In mice, oleandrin is metabolized into oleandrigenin. Although oleandrigenin it is not formed in human plasma, it was found in the volunteers injected with oleandrin, suggesting that it is formed in other human tissues. Because of its lipophilic properties, oleandrin can be easily absorbed in the gastrointestinal tract after oral dosing. The clearance is slow. The plasma concentration obtains its maximum at twenty minutes after oral intake (half-life of 2,3±0,5h, but half-life after IV administration is 0,4±0,1h).
It is excreted mostly in feces, but also in urine. Because the main route of excretion is through biliary excretion into the feces, it is mainly the liver that is exposed to oleandrin. As excretion in urine is only a smaller route, the kidneys are less exposed. There is also accumulation in the cardiac tissue, which explains its potential for cardiac toxicity. In mouse studies, it also appeared that oleandrin rapidly accumulates in brain tissue, as it can pass through the blood–brain barrier. The data suggest that other components within oleander extract may enhance transport of oleandrin across the blood–brain barrier.

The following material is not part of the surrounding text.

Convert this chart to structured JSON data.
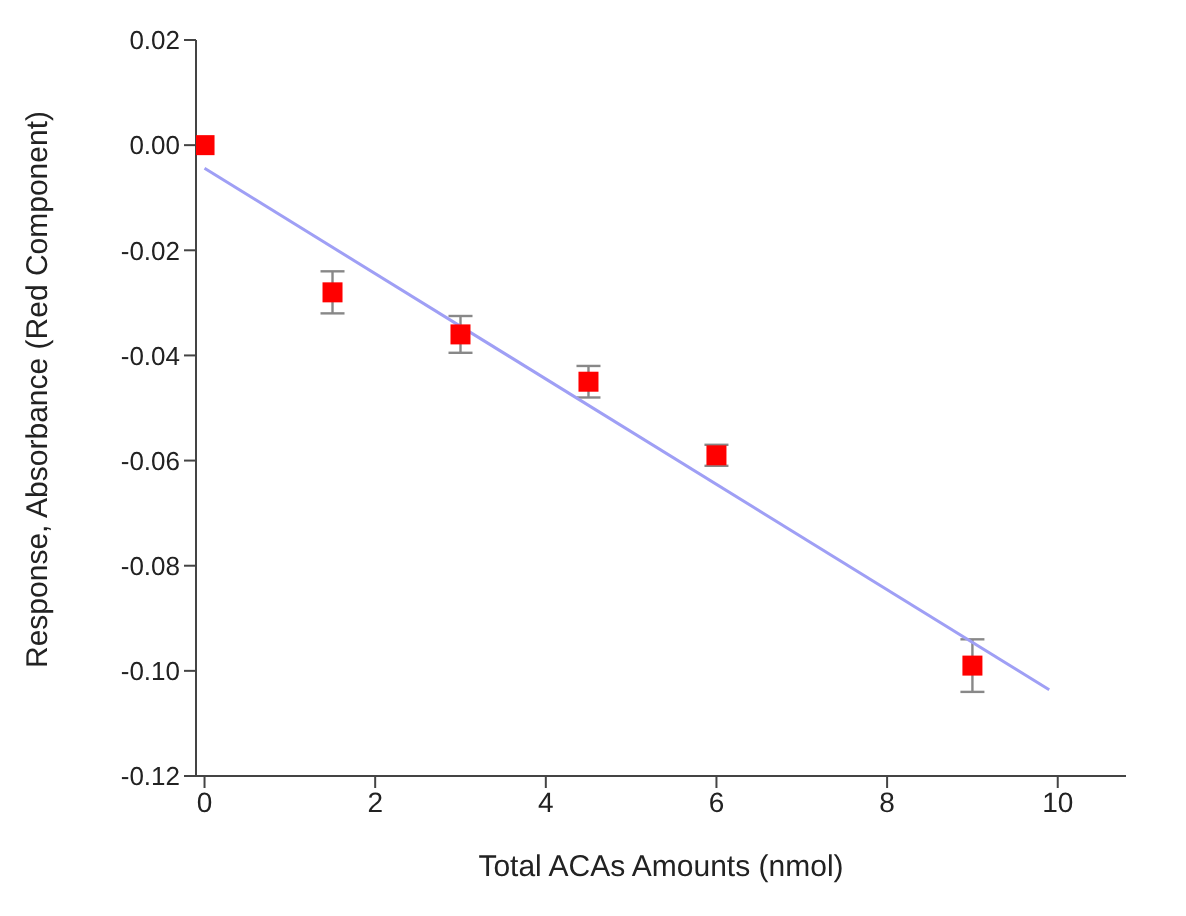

Oleandrin has been reported to be lethal, but exact dosages are not fully documented. The fatal blood concentration of oleandrin has been estimated for humans to be approximately 20 ng/ml in decreased blood by extrapolation of intoxication symptoms. In practice, there have been adult cases wherein 14-20 oleander leaves (of unknown oleandrin concentration) proved not to be fatal, but also a lethal case of a child that consumed only one leaf.
Effects on animals
Oleandrin poisoning by eating oleander leaves can be lethal at low dosages. Cases of sheep lethality have been reported to only one leaf of Oleander. Symptoms present in poisoned animals include bloody diarrhea and colic, the latter especially in horses. Because the leaf itself is quite bitter, only starving animals will be likely to eat the plant. The lethal dosage for animals is estimated to be about 0.5 mg/kg.